ONCE upon a time the second daughter of the lord of heaven descended to earth and there lived secretly with a mortal human named Yang. When she returned to heaven she gave birth to a son. The lord of heaven was very angry at this desecration of heaven. He banished her to earth and covered her with the Wu Yi mountain. But their son, by name of Erh-lang, the grandson of the lord of heaven, was exceedingly gifted by nature. By the time he grew to manhood he had learnt the secret art of performing eight times nine transformations. He could make himself invisible or assume whatever shape among birds and beasts, grasses and trees, snakes and fishes he chose.
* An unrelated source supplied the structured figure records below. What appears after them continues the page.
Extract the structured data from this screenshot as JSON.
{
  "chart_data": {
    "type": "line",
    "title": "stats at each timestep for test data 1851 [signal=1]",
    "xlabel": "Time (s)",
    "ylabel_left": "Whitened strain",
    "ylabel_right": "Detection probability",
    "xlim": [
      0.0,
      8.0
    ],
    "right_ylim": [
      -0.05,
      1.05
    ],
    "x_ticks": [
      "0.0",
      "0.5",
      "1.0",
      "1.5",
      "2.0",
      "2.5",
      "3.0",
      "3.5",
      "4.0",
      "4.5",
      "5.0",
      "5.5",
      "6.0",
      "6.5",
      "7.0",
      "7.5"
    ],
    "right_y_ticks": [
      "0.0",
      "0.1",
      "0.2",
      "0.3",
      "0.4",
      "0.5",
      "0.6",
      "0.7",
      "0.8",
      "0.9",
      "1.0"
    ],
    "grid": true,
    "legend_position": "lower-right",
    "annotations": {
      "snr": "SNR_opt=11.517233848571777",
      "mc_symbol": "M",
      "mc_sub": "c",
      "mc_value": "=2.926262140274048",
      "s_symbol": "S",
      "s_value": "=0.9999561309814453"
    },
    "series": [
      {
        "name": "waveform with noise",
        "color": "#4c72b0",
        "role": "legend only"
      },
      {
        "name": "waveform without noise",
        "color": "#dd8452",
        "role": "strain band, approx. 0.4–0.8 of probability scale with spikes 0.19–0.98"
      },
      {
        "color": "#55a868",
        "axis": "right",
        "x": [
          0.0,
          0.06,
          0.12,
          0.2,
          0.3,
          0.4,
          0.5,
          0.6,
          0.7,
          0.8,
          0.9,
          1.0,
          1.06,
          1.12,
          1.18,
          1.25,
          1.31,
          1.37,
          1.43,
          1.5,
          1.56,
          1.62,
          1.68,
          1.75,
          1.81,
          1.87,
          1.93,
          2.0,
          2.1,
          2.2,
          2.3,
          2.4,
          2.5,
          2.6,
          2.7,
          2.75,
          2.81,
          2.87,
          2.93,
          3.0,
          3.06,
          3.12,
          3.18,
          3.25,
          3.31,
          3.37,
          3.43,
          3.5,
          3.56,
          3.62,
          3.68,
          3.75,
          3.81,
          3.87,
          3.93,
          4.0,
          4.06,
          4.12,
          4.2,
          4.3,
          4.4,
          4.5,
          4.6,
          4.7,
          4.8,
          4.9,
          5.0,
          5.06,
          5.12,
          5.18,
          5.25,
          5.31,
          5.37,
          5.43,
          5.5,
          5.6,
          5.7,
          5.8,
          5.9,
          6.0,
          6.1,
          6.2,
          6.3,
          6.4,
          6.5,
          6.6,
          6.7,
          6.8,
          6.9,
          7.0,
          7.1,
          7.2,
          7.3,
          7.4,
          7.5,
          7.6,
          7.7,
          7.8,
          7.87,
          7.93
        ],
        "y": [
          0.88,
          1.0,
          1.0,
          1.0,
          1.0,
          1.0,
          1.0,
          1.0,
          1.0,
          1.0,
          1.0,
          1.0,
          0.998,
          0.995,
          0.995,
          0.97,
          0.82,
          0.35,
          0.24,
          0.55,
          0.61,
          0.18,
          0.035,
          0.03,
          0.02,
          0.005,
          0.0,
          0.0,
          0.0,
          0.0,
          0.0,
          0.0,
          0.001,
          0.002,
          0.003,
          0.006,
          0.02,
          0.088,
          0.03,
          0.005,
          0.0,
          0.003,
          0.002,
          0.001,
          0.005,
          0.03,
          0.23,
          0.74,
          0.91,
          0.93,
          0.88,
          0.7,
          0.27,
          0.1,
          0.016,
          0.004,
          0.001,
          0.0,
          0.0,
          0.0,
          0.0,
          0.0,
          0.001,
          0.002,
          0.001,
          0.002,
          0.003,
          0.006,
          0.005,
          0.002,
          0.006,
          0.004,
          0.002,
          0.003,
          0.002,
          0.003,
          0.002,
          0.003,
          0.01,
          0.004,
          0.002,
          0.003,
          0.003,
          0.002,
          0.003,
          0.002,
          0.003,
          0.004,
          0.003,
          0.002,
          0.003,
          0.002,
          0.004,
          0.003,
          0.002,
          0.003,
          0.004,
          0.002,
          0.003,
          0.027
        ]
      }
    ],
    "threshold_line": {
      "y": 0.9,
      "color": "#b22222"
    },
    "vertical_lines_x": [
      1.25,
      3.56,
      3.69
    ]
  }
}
He also knew how to drain the sea and move mountains. Thus he came to the Wu Yi mountain and rescued his mother. He took her on his back and carried her of. They halted on a ledge of rock.

The mother said: ‘l am very thirsty.’

Erh-lang descended into the valley to fetch water and before long he was back again. But his mother was no longer where he had left her. He looked for her everywhere and then found her skin and bones lying on the rock and a few traces of blood. At that time, of course, there were still ten suns in the sky and they shone and burnt like fire. Although the daughter of heaven was of divine nature, because she had fallen and bore the stain of having given birth, she had lost her magic powers. Moreover, she had been so long in the darkness beneath the mountain that, suddenly facing the sunlight, she was consumed by the suns’ blinding glare.
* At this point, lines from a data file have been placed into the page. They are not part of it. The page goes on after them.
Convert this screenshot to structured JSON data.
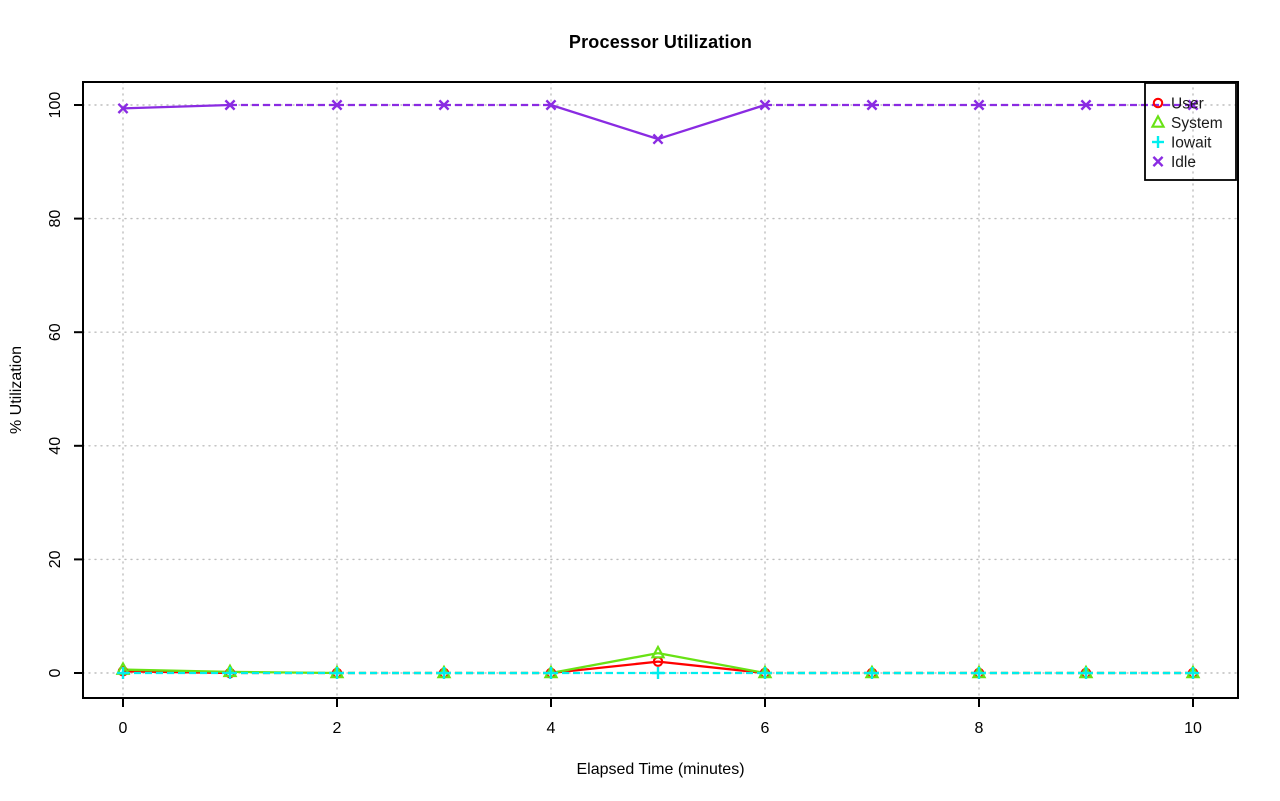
{
  "chart_data": {
    "type": "line",
    "title": "Processor Utilization",
    "xlabel": "Elapsed Time (minutes)",
    "ylabel": "% Utilization",
    "x": [
      0,
      1,
      2,
      3,
      4,
      5,
      6,
      7,
      8,
      9,
      10
    ],
    "series": [
      {
        "name": "User",
        "color": "#FF0000",
        "marker": "circle",
        "values": [
          0.3,
          0,
          0,
          0,
          0,
          2,
          0,
          0,
          0,
          0,
          0
        ]
      },
      {
        "name": "System",
        "color": "#68E214",
        "marker": "triangle",
        "values": [
          0.6,
          0.2,
          0,
          0,
          0,
          3.5,
          0,
          0,
          0,
          0,
          0
        ]
      },
      {
        "name": "Iowait",
        "color": "#00EEEE",
        "marker": "plus",
        "values": [
          0,
          0,
          0,
          0,
          0,
          0,
          0,
          0,
          0,
          0,
          0
        ]
      },
      {
        "name": "Idle",
        "color": "#8A2BE2",
        "marker": "x",
        "values": [
          99.4,
          100,
          100,
          100,
          100,
          94,
          100,
          100,
          100,
          100,
          100
        ]
      }
    ],
    "x_ticks": [
      0,
      2,
      4,
      6,
      8,
      10
    ],
    "y_ticks": [
      0,
      20,
      40,
      60,
      80,
      100
    ],
    "xlim": [
      0,
      10
    ],
    "ylim": [
      0,
      100
    ],
    "grid": "dotted",
    "grid_color": "#BEBEBE",
    "axis_color": "#000000",
    "legend": {
      "position": "top-right"
    }
  }
}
As Erh-lang reflected upon his mother’s sad end his heart ached. He lifted two mountains upon his shoulders and pursued the suns and crushed them dead with the mountains. Whenever he had crushed a sun disc he would pick up a new mountain. Thus he had already killed nine of the ten suns. Only one was left. As Erh-lang was pursuing it relentlessly it hid in despair under the leaves of the purslane. Erh-lang searched for it in vain. But there was an earthworm nearby which betrayed the sun’s hiding place by saying: ‘There it is! There it is!
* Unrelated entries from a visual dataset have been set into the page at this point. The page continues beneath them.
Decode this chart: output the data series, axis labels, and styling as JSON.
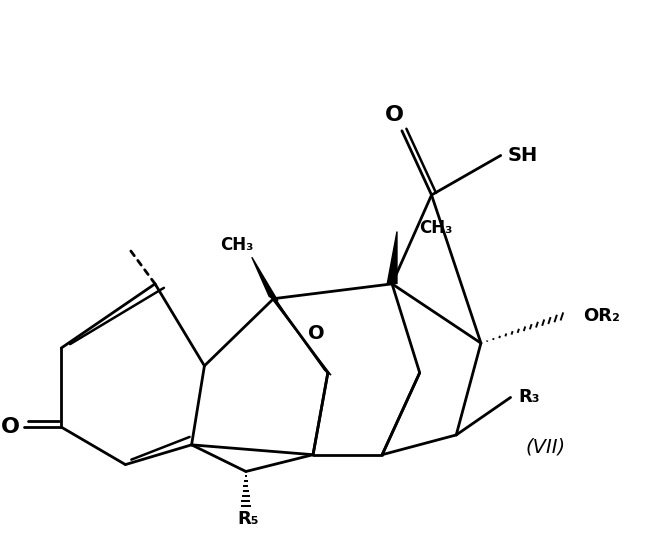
{
  "background_color": "#ffffff",
  "line_color": "#000000",
  "lw": 2.0,
  "label_O_ketone": "O",
  "label_SH": "SH",
  "label_CH3_left": "CH₃",
  "label_CH3_right": "CH₃",
  "label_O_epoxide": "O",
  "label_OR2": "OR₂",
  "label_R3": "R₃",
  "label_R5": "R₅",
  "label_VII": "(VII)"
}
Erh-lang was about to seize it when suddenly a messenger descended from heaven with a command from the lord of heaven: ‘Heaven, air and earth need sunshine. You must leave one sun in the sky so that all creatures may live. But since you rescued your mother and proved yourself a good son you shall be made a god and be my bodyguard in the highest hall of heaven, watching over good and evil in the world of humans, and with power over devils and demons.’ When Erh-lang had received this command he ascended to heaven.

Then the sun’s disc reappeared from among the leaves of the purslane and out of gratitude to it granted it the gift of ready growth and immunity to sunshine. To this day one can see minute white pearls on its leaves: they are what is left of the sunshine which remained clinging to them from that time when the sun hid among its leaves. The earthworm, however, which had betrayed the sun, is pursued by it whenever it ventures out of the earth and dried out as a punishment.

Erh-lang has been venerated as a god ever since. He has oblique sharp-cut eyebrows and in his hand is a three pronged two-edged sword. By his side stand two servants with a falcon and a hound, for Erh-lang is a great hunts-man. The falcon is the falcon of the gods and the hound is the hound of heaven. Whenever animals achieve magic powers or when demons harass humans Erh-lang tames them with his falcon and his hound.